Il Governo canta vittoria per la valutazione fatta dalle agenzie di rating sulla sostenibilità del nostro debito pubblico, ma è vera gloria? C’è da considerare, sulla questione, che la materia è molto tecnica e che verosimilmente la gran parte degli elettori la ritiene confinata al dominio degli addetti ai lavori. Tuttavia, il significato politico della valutazione non dovrebbe sfuggire. A partire dalla ormai celebre dichiarazione di Giorgia Meloni che, pochi anni fa, nel febbraio 2018, ebbe a sottolineare che a lei interessa «la voce dei mercati rionali» non di quelli finanziari. Chiariamo innanzitutto i termini generali del problema.
Dall’inizio del Novecento, esistono agenzie private - negli USA - che effettuano valutazioni sulla capacità di rimborso dei debiti. Si chiamano agenzie di rating, i cui nomi più famosi sono Standard and Poor’s e Moody’s. Le valutazioni vengono effettuate con metodi quantitativi o qualitativi, ovvero - in quest’ultimo caso - affidandosi a esperti, in grado di valutare la capacità di un debitore di onorare il prestito. Le agenzie di rating valutano anche le prospettive di crescita, ovvero quello che in gergo è definito «outlook».
Nei tempi più recenti queste agenzie hanno perso autorevolezza e reputazione, a cominciare dall’ottima valutazione che da loro fu data a Lehman Brothers, la grande banca d’affari statunitense fallita clamorosamente - all’inizio della grande crisi globale del 2008 - pochissimo tempo dopo aver ricevuto l’approvazione di Moody’s. Va detto, però, che, ciò nonostante, le pagelle del rating aiutano a orientare le scelte di acquisto e vendita dei titoli di Stato da parte dei risparmiatori, dunque a certificare l’affidabilità creditizia. Analoga sorte è stata per Enron e Parmalat, all’inizio degli anni Duemila. C’è poi la circostanza che queste agenzie hanno spesso conflitto di interessi con i soggetti valutati e, anche per questa ragione, ne è compromessa l’affidabilità.
La votazione massima che si ottiene è di tre A, nel caso vi sia rischiosità nulla del credito. La lettera C contrassegna la peggiore valutazione. Ebbene, l’Italia ha ricevuto Bba3, che significa appena sufficiente, e le è stata accordata la revisione dell’outlook, che passa da «negativo» a «stabile». Non è, dunque, vera gloria: si tratta di un modesto miglioramento che evita, almeno nel breve periodo, che i nostri titoli di Stato siano considerati «spazzatura».

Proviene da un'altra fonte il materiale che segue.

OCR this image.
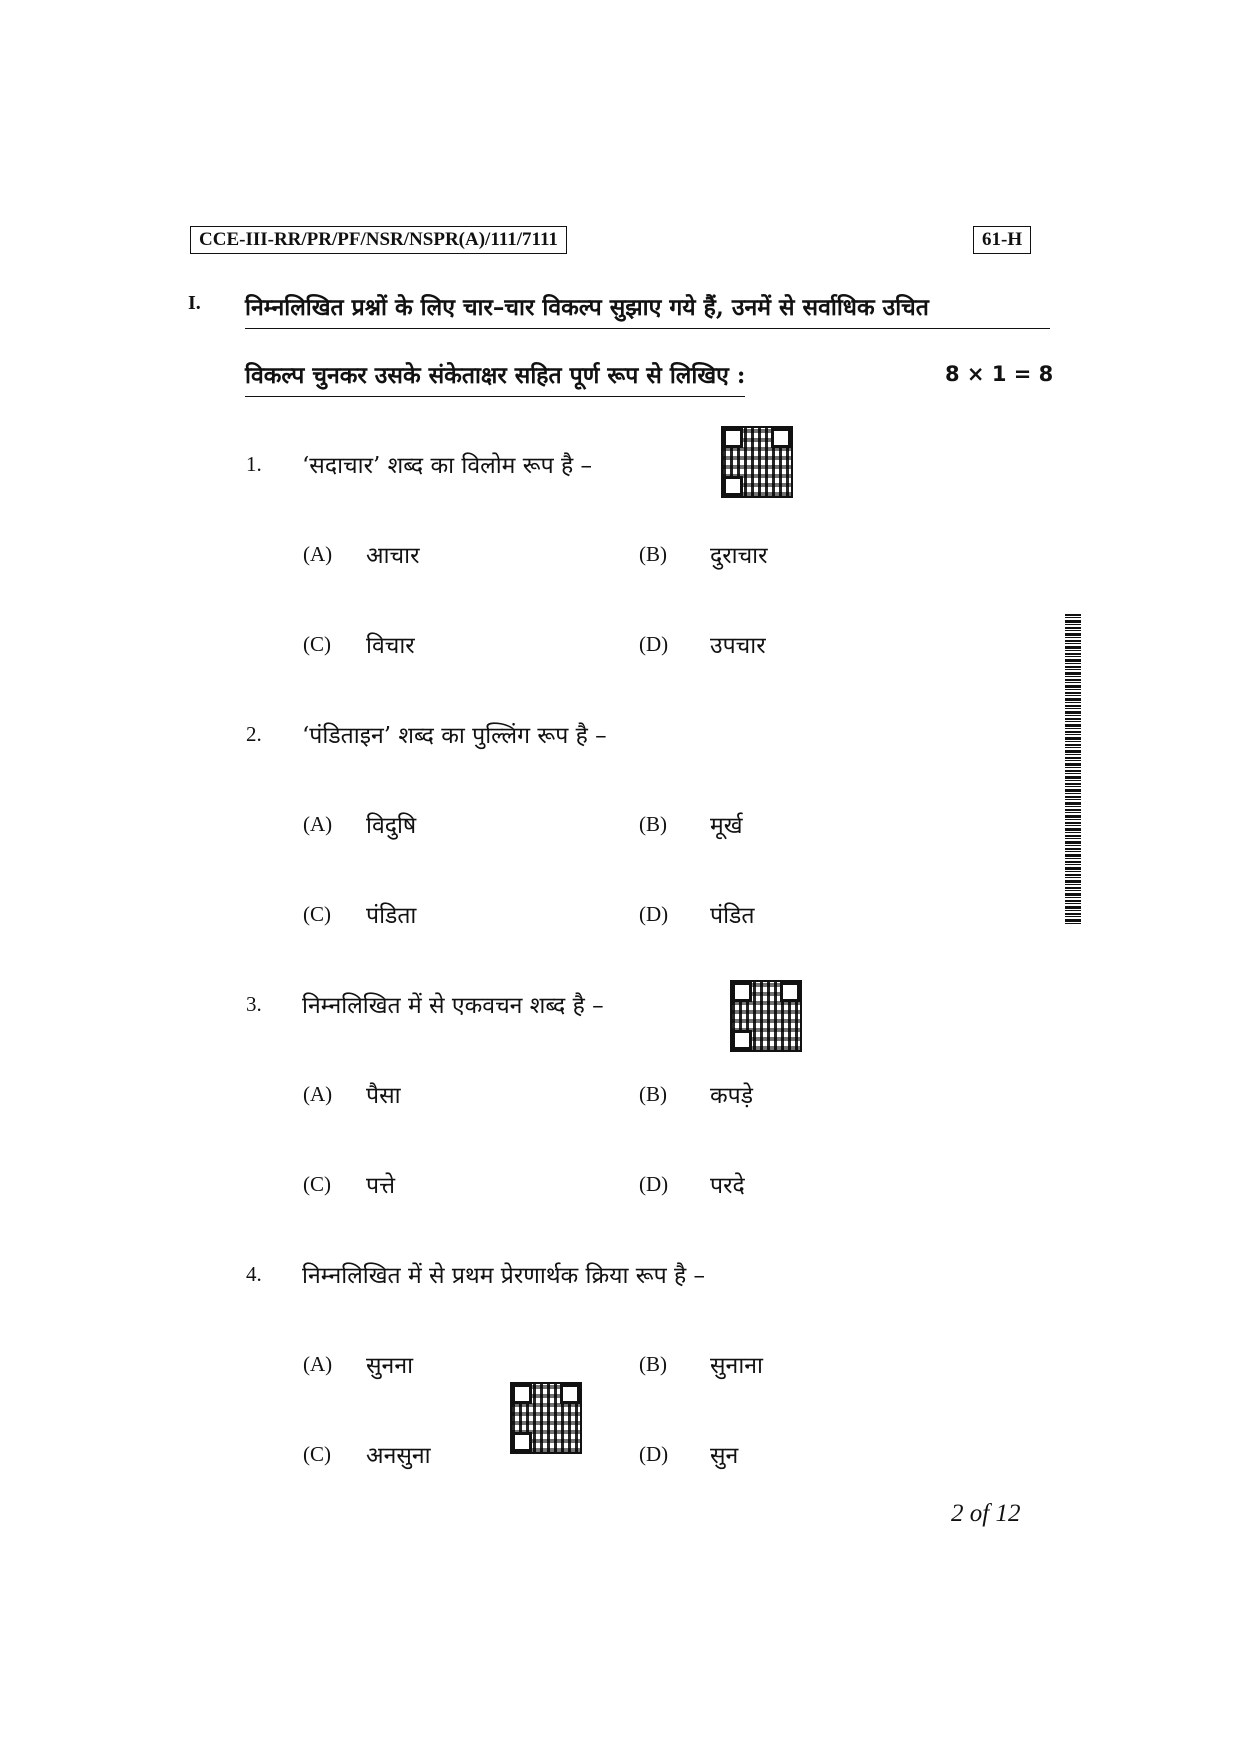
CCE-III-RR/PR/PF/NSR/NSPR(A)/111/7111	61-H
I. निम्नलिखित प्रश्नों के लिए चार–चार विकल्प सुझाए गये हैं, उनमें से सर्वाधिक उचित
विकल्प चुनकर उसके संकेताक्षर सहित पूर्ण रूप से लिखिए :	8 × 1 = 8
1. ‘सदाचार’ शब्द का विलोम रूप है –
(A) आचार	(B) दुराचार
(C) विचार	(D) उपचार
2. ‘पंडिताइन’ शब्द का पुल्लिंग रूप है –
(A) विदुषि	(B) मूर्ख
(C) पंडिता	(D) पंडित
3. निम्नलिखित में से एकवचन शब्द है –
(A) पैसा	(B) कपड़े
(C) पत्ते	(D) परदे
4. निम्नलिखित में से प्रथम प्रेरणार्थक क्रिया रूप है –
(A) सुनना	(B) सुनाना
(C) अनसुना	(D) सुन
2 of 12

Va notato che il Fondo monetario internazionale ha rivisto al ribasso le previsioni di crescita contenute nei documenti governativi, dall’1.2% allo 0.7%.

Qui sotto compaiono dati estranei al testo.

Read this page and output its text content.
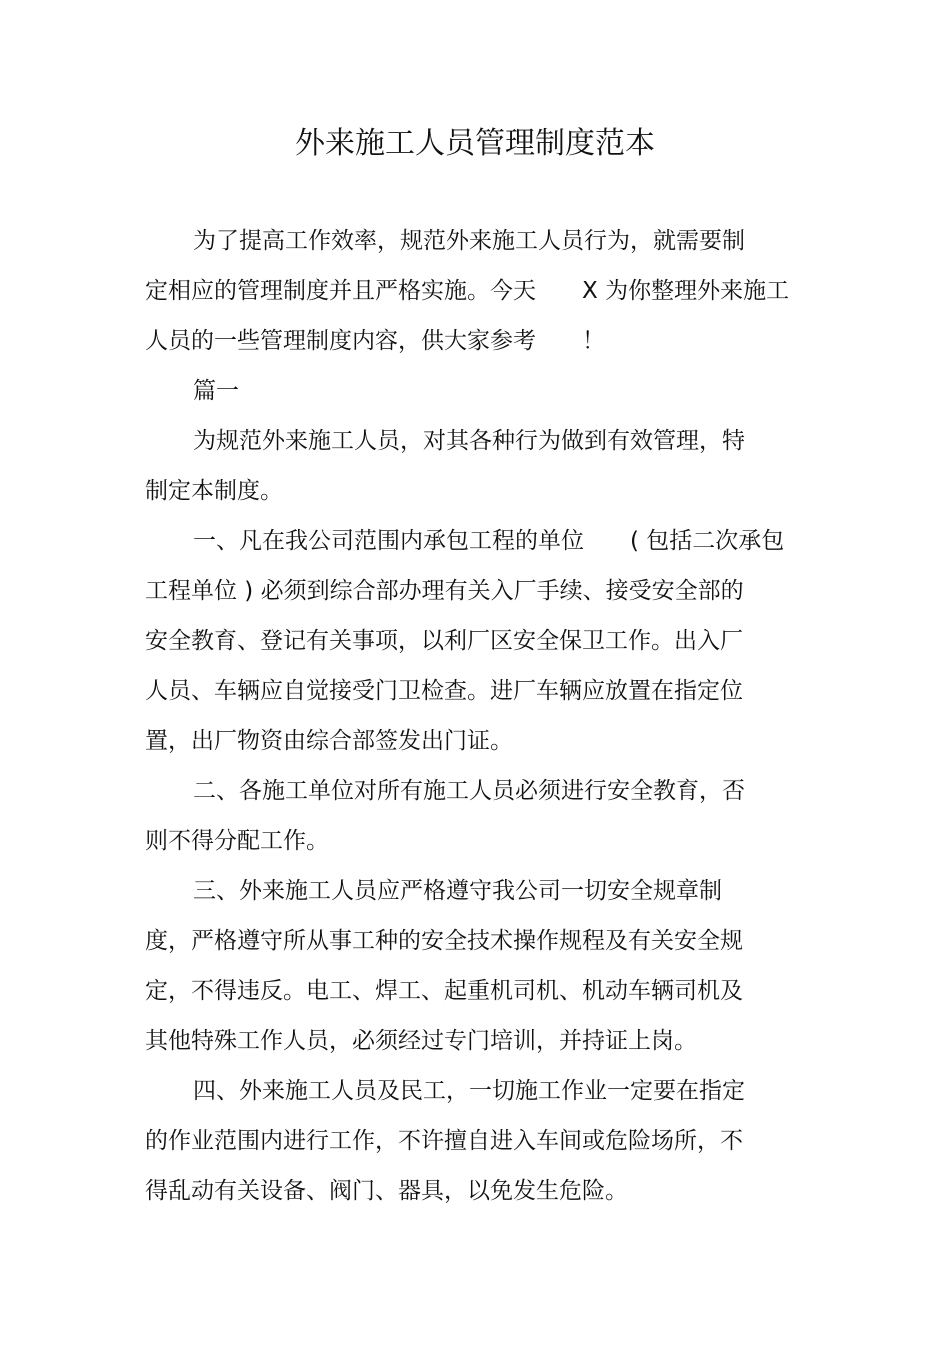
外来施工人员管理制度范本
为了提高工作效率，规范外来施工人员行为，就需要制
定相应的管理制度并且严格实施。今天　　X 为你整理外来施工
人员的一些管理制度内容，供大家参考　　！
篇一
为规范外来施工人员，对其各种行为做到有效管理，特
制定本制度。
一、凡在我公司范围内承包工程的单位　　( 包括二次承包
工程单位 ) 必须到综合部办理有关入厂手续、接受安全部的
安全教育、登记有关事项，以利厂区安全保卫工作。出入厂
人员、车辆应自觉接受门卫检查。进厂车辆应放置在指定位
置，出厂物资由综合部签发出门证。
二、各施工单位对所有施工人员必须进行安全教育，否
则不得分配工作。
三、外来施工人员应严格遵守我公司一切安全规章制
度，严格遵守所从事工种的安全技术操作规程及有关安全规
定，不得违反。电工、焊工、起重机司机、机动车辆司机及
其他特殊工作人员，必须经过专门培训，并持证上岗。
四、外来施工人员及民工，一切施工作业一定要在指定
的作业范围内进行工作，不许擅自进入车间或危险场所，不
得乱动有关设备、阀门、器具，以免发生危险。
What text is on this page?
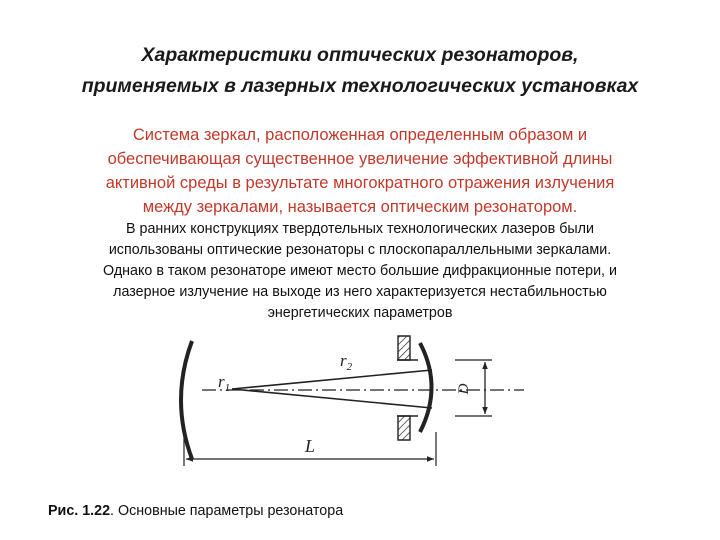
Характеристики оптических резонаторов,
применяемых в лазерных технологических установках
Система зеркал, расположенная определенным образом и
обеспечивающая существенное увеличение эффективной длины
активной среды в результате многократного отражения излучения
между зеркалами, называется оптическим резонатором.
В ранних конструкциях твердотельных технологических лазеров были
использованы оптические резонаторы с плоскопараллельными зеркалами.
Однако в таком резонаторе имеют место большие дифракционные потери, и
лазерное излучение на выходе из него характеризуется нестабильностью
энергетических параметров
$r_1$
$r_2$
D
L
Рис. 1.22. Основные параметры резонатора
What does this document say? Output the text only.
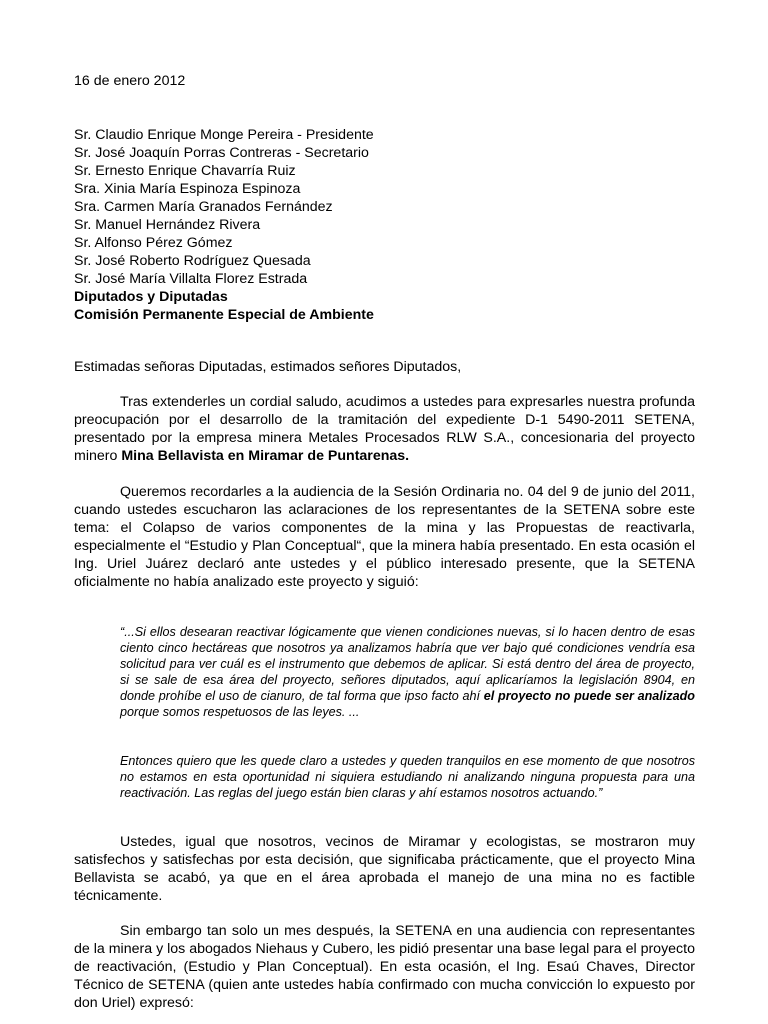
16 de enero 2012
Sr. Claudio Enrique Monge Pereira - Presidente
Sr. José Joaquín Porras Contreras - Secretario
Sr. Ernesto Enrique Chavarría Ruiz
Sra. Xinia María Espinoza Espinoza
Sra. Carmen María Granados Fernández
Sr. Manuel Hernández Rivera
Sr. Alfonso Pérez Gómez
Sr. José Roberto Rodríguez Quesada
Sr. José María Villalta Florez Estrada
Diputados y Diputadas
Comisión Permanente Especial de Ambiente
Estimadas señoras Diputadas, estimados señores Diputados,

Tras extenderles un cordial saludo, acudimos a ustedes para expresarles nuestra profunda preocupación por el desarrollo de la tramitación del expediente D-1 5490-2011 SETENA, presentado por la empresa minera Metales Procesados RLW S.A., concesionaria del proyecto minero Mina Bellavista en Miramar de Puntarenas.

Queremos recordarles a la audiencia de la Sesión Ordinaria no. 04 del 9 de junio del 2011, cuando ustedes escucharon las aclaraciones de los representantes de la SETENA sobre este tema: el Colapso de varios componentes de la mina y las Propuestas de reactivarla, especialmente el “Estudio y Plan Conceptual“, que la minera había presentado. En esta ocasión el Ing. Uriel Juárez declaró ante ustedes y el público interesado presente, que la SETENA oficialmente no había analizado este proyecto y siguió:

“...Si ellos desearan reactivar lógicamente que vienen condiciones nuevas, si lo hacen dentro de esas ciento cinco hectáreas que nosotros ya analizamos habría que ver bajo qué condiciones vendría esa solicitud para ver cuál es el instrumento que debemos de aplicar. Si está dentro del área de proyecto, si se sale de esa área del proyecto, señores diputados, aquí aplicaríamos la legislación 8904, en donde prohíbe el uso de cianuro, de tal forma que ipso facto ahí el proyecto no puede ser analizado porque somos respetuosos de las leyes. ...

Entonces quiero que les quede claro a ustedes y queden tranquilos en ese momento de que nosotros no estamos en esta oportunidad ni siquiera estudiando ni analizando ninguna propuesta para una reactivación. Las reglas del juego están bien claras y ahí estamos nosotros actuando.”

Ustedes, igual que nosotros, vecinos de Miramar y ecologistas, se mostraron muy satisfechos y satisfechas por esta decisión, que significaba prácticamente, que el proyecto Mina Bellavista se acabó, ya que en el área aprobada el manejo de una mina no es factible técnicamente.

Sin embargo tan solo un mes después, la SETENA en una audiencia con representantes de la minera y los abogados Niehaus y Cubero, les pidió presentar una base legal para el proyecto de reactivación, (Estudio y Plan Conceptual). En esta ocasión, el Ing. Esaú Chaves, Director Técnico de SETENA (quien ante ustedes había confirmado con mucha convicción lo expuesto por don Uriel) expresó:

La Commissione europea ha successivamente considerato la Legge di stabilità del governo Meloni «non pienamente in linea» con i criteri che occorre rispettare in sede comunitaria. La valutazione definitiva verrà fatta nella primavera prossima, ma è sufficiente questa considerazione per porre in secondo piano, di fatto, il giudizio delle agenzie di rating. Ciò in considerazione del fatto che la Commissione europea, soprattutto in fase di revisione del Patto di stabilità e crescita (revisione che lo farà entrare di nuovo in vigore nel 2024, dopo la sospensione negli anni della crisi sanitaria), ha il potere di spingere il Governo a mettere in atto revisioni sostanziali dei suoi programmi di spesa.

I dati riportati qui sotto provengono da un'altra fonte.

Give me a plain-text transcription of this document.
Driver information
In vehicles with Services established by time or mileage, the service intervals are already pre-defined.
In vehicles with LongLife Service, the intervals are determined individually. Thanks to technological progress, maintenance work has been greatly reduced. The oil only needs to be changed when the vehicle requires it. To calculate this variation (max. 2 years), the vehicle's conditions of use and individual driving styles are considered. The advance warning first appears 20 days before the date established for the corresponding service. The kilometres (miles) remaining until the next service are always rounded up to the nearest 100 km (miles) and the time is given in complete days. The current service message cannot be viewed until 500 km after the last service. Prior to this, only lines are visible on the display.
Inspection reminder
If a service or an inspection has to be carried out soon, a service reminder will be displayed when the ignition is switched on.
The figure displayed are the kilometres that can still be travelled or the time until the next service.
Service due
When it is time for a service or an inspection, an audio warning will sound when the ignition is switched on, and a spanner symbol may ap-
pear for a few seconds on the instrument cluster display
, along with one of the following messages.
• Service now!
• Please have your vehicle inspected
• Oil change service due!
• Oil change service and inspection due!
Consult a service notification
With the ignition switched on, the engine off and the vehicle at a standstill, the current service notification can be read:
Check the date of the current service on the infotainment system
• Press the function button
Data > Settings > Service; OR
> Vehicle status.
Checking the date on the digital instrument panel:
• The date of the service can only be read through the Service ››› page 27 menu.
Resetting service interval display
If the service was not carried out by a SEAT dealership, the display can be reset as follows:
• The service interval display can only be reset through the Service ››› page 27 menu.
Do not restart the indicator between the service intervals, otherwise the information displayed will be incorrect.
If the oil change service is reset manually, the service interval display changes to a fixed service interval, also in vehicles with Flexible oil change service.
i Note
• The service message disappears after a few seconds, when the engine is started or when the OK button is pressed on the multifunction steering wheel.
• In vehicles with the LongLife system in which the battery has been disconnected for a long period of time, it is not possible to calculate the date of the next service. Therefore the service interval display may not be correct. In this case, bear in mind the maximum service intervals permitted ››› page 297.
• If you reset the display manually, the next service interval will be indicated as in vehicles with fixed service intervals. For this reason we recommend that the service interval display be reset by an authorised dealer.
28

I rilievi della Commissione sono sostanzialmente due. In primo luogo, viene osservato che la manovra italiana è la più austera in Europa. In secondo luogo, ciò nonostante, si ritiene il deficit italiano (e il suo debito) ancora eccessivo e si prefigura una procedura per deficit eccessivo, da attuarsi verosimilmente in primavera.
Non sussistono, quindi, molte ragioni, da parte governativa, per essere contenti. Nonostante la palese contraddizione fra dichiarazioni e pratica governativa (sono semmai i mercati finanziari e contare di più, per Meloni oggi, rispetto a quelli rionali) e nonostante le molte insoddisfazioni generate dalla «prudenza» del Ministro Giorgetti (a partire dal mancato superamento della Legge Fornero, per carenza di risorse), i risultati restano modesti.